Comment fonctionne le mouchard numérique de Meta sous le capot 🔍
L'outil interne, nommé en interne Project Ghostbusters, s'infiltrait dans les messages des employés via un plugin de navigateur qui enregistrait chaque clic et conversation d'entreprise. Le logiciel était installé sans notification explicite, utilisant des techniques d'obfuscation pour contourner les propres systèmes de sécurité de l'entreprise. Les données étaient envoyées à des serveurs externes non audités, où un modèle d'IA traitait les schémas de comportement, de productivité et de loyauté. Cela viole toute norme de base de consentement éclairé et transforme le lieu de travail en un panoptique numérique.

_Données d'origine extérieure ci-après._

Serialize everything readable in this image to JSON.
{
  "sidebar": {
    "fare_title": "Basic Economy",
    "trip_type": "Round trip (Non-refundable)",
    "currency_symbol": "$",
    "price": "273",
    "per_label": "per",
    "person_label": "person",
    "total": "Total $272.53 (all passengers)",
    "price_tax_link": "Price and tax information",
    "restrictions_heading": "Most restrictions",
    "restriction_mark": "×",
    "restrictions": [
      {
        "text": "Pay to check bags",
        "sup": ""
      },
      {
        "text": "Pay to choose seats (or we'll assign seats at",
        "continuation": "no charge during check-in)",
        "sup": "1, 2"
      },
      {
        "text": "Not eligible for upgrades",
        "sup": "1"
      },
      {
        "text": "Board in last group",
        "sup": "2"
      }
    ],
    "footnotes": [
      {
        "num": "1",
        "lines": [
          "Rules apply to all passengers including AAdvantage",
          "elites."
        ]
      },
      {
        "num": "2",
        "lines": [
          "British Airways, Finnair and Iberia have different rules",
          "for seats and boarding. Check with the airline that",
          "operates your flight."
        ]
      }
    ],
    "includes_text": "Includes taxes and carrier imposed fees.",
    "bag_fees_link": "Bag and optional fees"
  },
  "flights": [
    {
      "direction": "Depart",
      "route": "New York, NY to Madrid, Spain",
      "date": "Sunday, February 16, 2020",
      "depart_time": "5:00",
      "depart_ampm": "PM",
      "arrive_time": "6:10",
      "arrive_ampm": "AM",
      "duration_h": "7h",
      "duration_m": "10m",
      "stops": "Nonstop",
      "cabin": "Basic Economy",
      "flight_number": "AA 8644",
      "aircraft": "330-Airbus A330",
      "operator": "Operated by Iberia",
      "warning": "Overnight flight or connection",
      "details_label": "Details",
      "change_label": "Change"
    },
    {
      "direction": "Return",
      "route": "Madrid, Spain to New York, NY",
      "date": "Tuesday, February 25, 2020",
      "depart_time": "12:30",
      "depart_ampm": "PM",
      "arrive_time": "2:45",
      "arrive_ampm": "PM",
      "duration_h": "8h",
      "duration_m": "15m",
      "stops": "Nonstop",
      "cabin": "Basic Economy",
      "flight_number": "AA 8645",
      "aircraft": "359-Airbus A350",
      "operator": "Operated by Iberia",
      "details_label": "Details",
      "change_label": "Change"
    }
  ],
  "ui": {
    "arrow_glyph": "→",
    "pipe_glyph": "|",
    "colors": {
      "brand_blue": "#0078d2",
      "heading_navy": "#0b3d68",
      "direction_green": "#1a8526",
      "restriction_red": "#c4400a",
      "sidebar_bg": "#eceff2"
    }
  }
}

Le chef des RH sait maintenant jusqu'à quand tu ronfles 😅
Il s'avère que le métavers n'était pas le seul endroit où Meta voulait te surveiller. Maintenant, pendant que tu penses prendre un café dans la salle de repos, quelqu'un à Menlo Park vérifie combien de fois tu t'es gratté la tête. L'ironie est que la même entreprise qui vend des casques de réalité virtuelle pour échapper à la réalité t'installe un œil numérique sur le moniteur du bureau. La prochaine étape sera que les employés devront signer un consentement pour aller aux toilettes. Bienvenue dans la dystopie d'entreprise, où le seul qui n'espionne pas, c'est toi.